# Unifence cursor



## Steve S. (Jul 11, 2014)

I recently purchased a used Delta Unisaw with a Unifence and am looking for Delta part 1000637550001 (plastic cursor). Anyone have one for sale or know where to get one? Been looking online and everyone is back ordered, including Delta.


----------



## cabinetman (Jul 5, 2007)

You can make one from a piece of Plexiglas...⅛" will work fine. Scribe a straight line down the middle with a utility knife. Paint on black paint and wipe off the Plexiglas so only the black line shows. Drill out and elongate two mounting holes near the top.


















.


----------



## Steve S. (Jul 11, 2014)

*Angled cursor*

Unfortunately, my cursor has right angle piece where screws attach, and approximately 15 degree sloped flat piece that rides on the ruler, where the lines are scribed...

http://s1374.photobucket.com/user/SteveS_/media/Deltacursor400063750001_zps8d070616.jpg.html

(Sorry about the link, i have spent an hour going back and forth between attachment icon and Manage Attachments, and am unable to directly paste picture into post.)


----------



## Al B Thayer (Dec 10, 2011)

Steve S. said:


> Unfortunately, my cursor has right angle piece where screws attach, and approximately 15 degree sloped flat piece that rides on the ruler, where the lines are scribed...
> 
> http://s1374.photobucket.com/user/SteveS_/media/Deltacursor400063750001_zps8d070616.jpg.html
> 
> (Sorry about the link, i have spent an hour going back and forth between attachment icon and Manage Attachments, and am unable to directly paste picture into post.)


Steve
Have you tried this site? 

http://www.ereplacementparts.com/delta-parts-c-3275.html?ps=1&gclid=CNKP6Le_r6wCFZJS7AodLDxJHg

Have you tried EBay?

Al


----------



## Steve S. (Jul 11, 2014)

Thanks Al,

Yeah, I've tried Ebay, Craigslist, Ereplacement, M & D Mower and Parts, Toolpartspro, 800toolrepair, Toolpartsdirect, Shop411, Peachtree, and others, and have talked to Rockler who sent me to an industrial hardware store 30 miles away after confirming they had the part number only to find out he hadn't bothered to read the last digit of the part number and didn't have it. I have ordered one from ToolPartsdirect, knowing it would be backordered, but thought there might be a queue if and when Delta gets around to supplying them. Thank you for taking the time to respond, I appreciate it.:detective:


----------



## Al B Thayer (Dec 10, 2011)

Steve

I've looked in all my go to parts places and I'm coming up with nothing too.

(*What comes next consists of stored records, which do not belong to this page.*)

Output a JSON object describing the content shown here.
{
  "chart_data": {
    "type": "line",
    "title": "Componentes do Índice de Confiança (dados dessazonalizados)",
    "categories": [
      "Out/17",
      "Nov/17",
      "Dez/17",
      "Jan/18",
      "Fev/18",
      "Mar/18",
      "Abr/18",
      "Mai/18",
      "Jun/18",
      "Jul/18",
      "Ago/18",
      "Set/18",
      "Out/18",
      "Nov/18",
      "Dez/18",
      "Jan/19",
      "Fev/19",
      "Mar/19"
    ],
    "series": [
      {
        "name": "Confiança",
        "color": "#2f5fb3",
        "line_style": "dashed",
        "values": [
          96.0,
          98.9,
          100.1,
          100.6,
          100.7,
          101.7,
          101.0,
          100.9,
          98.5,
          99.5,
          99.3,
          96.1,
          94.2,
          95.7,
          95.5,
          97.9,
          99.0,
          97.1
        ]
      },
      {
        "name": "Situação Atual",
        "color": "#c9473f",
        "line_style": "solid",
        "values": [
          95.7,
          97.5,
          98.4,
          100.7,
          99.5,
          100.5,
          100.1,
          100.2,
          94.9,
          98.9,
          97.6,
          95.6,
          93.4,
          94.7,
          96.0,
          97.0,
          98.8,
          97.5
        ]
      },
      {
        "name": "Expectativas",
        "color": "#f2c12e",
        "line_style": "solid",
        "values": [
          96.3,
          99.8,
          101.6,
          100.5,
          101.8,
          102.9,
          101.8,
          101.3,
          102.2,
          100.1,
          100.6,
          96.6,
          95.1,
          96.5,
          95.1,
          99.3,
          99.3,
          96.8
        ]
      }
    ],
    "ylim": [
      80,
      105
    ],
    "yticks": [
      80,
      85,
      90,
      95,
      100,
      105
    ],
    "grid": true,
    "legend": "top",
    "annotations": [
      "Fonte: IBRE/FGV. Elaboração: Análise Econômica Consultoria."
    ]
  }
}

I have a Unifence. That would be one tough cursor to duplicate. But it wouldn't take very thick stock. If you could cut it to fit and crazy glue a small plastic angle on it to attach it to the fence. Then crazy glue the 15 deg section on it. I've made them before for other saws. One very fine scratch is all you need for the line. But the second line would be hard to get perfect. The scratches would need to be on the bottom of the plastic.

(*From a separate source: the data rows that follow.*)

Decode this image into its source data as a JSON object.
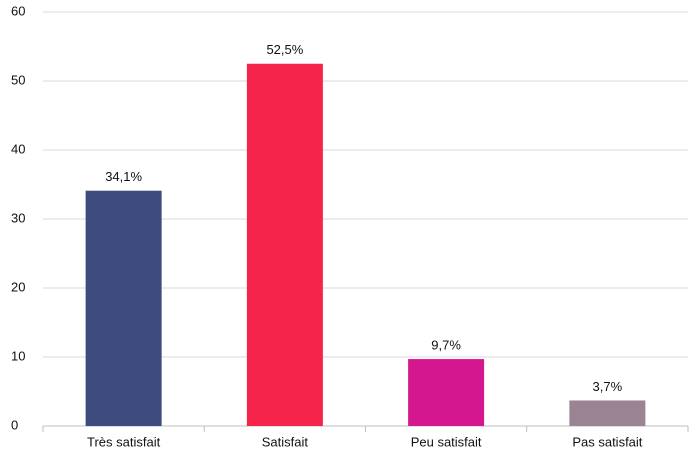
{
  "chart_data": {
    "type": "bar",
    "categories": [
      "Très satisfait",
      "Satisfait",
      "Peu satisfait",
      "Pas satisfait"
    ],
    "values": [
      34.1,
      52.5,
      9.7,
      3.7
    ],
    "value_labels": [
      "34,1%",
      "52,5%",
      "9,7%",
      "3,7%"
    ],
    "colors": [
      "#3d4b7d",
      "#f5244a",
      "#d4178f",
      "#9a8494"
    ],
    "ylim": [
      0,
      60
    ],
    "yticks": [
      0,
      10,
      20,
      30,
      40,
      50,
      60
    ],
    "grid": true
  }
}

Maybe heating it and bending the angle would work.

Al


----------



## Steve S. (Jul 11, 2014)

Al,

The picture i took is one i have, and it is working, but cracked and I'm not sure how long it will last. I bought this used Unisaw, really like it, and went through and made all the adjustments for right angle, parallel, calibrated cursor, etc.for the the fence and the blade. Just trying to get it dialed in. If I do make a cursor, I will only etch the one line, because I can't see using the low profile very often, and will just measure from fence to blade when I do. I will send you a line when I get resolution. Thanks again for the time and effort. New to this site. It's great to talk to fellow woodworkers, and even better to talk to quality people (like you:thumbup1


----------



## toddmoler (Jan 27, 2020)

Steve S. said:


> I recently purchased a used Delta Unisaw with a Unifence and am looking for Delta part 1000637550001 (plastic cursor). Anyone have one for sale or know where to get one? Been looking online and everyone is back ordered, including Delta.

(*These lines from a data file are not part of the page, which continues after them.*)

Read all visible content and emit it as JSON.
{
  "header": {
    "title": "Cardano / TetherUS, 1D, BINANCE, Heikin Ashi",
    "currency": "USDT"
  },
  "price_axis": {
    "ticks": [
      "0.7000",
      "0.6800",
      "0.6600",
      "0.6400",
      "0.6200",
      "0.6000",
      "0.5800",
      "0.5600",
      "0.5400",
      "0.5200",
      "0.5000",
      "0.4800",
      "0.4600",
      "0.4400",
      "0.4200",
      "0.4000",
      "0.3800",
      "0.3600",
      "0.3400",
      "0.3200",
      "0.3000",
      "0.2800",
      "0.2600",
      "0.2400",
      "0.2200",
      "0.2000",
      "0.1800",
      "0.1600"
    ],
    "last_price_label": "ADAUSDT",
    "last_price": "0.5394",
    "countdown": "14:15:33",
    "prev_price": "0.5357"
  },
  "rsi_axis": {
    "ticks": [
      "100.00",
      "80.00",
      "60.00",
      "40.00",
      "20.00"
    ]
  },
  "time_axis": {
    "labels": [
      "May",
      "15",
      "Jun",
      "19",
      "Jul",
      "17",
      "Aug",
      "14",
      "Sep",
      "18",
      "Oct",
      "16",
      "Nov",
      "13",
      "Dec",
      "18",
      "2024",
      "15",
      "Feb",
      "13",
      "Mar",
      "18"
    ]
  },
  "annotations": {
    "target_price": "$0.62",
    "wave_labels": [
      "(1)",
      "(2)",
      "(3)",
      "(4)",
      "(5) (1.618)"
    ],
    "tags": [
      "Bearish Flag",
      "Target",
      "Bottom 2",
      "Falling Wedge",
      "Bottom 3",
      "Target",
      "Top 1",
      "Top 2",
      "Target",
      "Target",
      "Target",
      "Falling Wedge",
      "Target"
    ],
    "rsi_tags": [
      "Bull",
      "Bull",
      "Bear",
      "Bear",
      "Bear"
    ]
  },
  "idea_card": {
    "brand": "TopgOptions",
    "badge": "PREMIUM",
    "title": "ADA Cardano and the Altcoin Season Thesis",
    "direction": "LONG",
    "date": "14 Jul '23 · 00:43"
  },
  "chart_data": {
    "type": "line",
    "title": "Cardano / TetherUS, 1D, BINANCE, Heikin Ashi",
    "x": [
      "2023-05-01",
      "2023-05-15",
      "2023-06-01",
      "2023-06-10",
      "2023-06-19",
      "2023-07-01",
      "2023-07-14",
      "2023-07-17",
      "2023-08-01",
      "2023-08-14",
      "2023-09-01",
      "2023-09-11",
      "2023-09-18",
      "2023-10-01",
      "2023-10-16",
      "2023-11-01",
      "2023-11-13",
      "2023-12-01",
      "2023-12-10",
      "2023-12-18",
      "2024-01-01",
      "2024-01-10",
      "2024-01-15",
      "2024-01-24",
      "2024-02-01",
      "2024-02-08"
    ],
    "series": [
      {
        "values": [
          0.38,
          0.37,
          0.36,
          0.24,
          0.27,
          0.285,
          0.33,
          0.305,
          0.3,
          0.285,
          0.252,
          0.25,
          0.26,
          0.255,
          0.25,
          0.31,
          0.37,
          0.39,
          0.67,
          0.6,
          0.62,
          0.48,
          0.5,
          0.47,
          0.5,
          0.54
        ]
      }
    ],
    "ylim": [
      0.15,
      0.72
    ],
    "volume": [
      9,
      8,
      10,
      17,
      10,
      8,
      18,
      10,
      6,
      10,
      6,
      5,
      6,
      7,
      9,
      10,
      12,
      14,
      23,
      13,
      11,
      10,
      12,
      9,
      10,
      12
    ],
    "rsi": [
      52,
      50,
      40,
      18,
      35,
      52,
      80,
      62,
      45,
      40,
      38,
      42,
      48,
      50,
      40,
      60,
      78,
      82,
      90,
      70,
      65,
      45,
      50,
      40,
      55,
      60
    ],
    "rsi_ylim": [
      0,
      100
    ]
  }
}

Did you ever find a way to fix/replace the Delta Unisaw cursor? I'm having the same issue.

Todd


----------



## Tony B (Jul 30, 2008)

Todd

This post is almost 6 years old. Some of these people that replied are no longer on this forum. 
Just letting you know.
Someone else may still spot this and reply. After all, I did
If not, just start a new thread. Someone here will surely be able to help.


----------



## FrankC (Aug 24, 2012)

It is a long shot but try here if you know part #:

https://www.renovoparts.com/1342192-cursor-for-delta-power-tools/


----------



## NoThankyou (Mar 21, 2018)

This is an old thread, almost 6 years. 

HOWEVER

I have a Unisaw, Biesemeryer fence. I purchased a Saw Stop cursor for the magnifier bubble. With washers between cursor and the slider it works better than any of the digital attachments for the Unisaw. 

I ordered it through Woodcraft rather than Saw Stop. IIRC, Saw Stop wanted $20 for S&H. It a month or two but Woodcraft got it for me at $8.


----------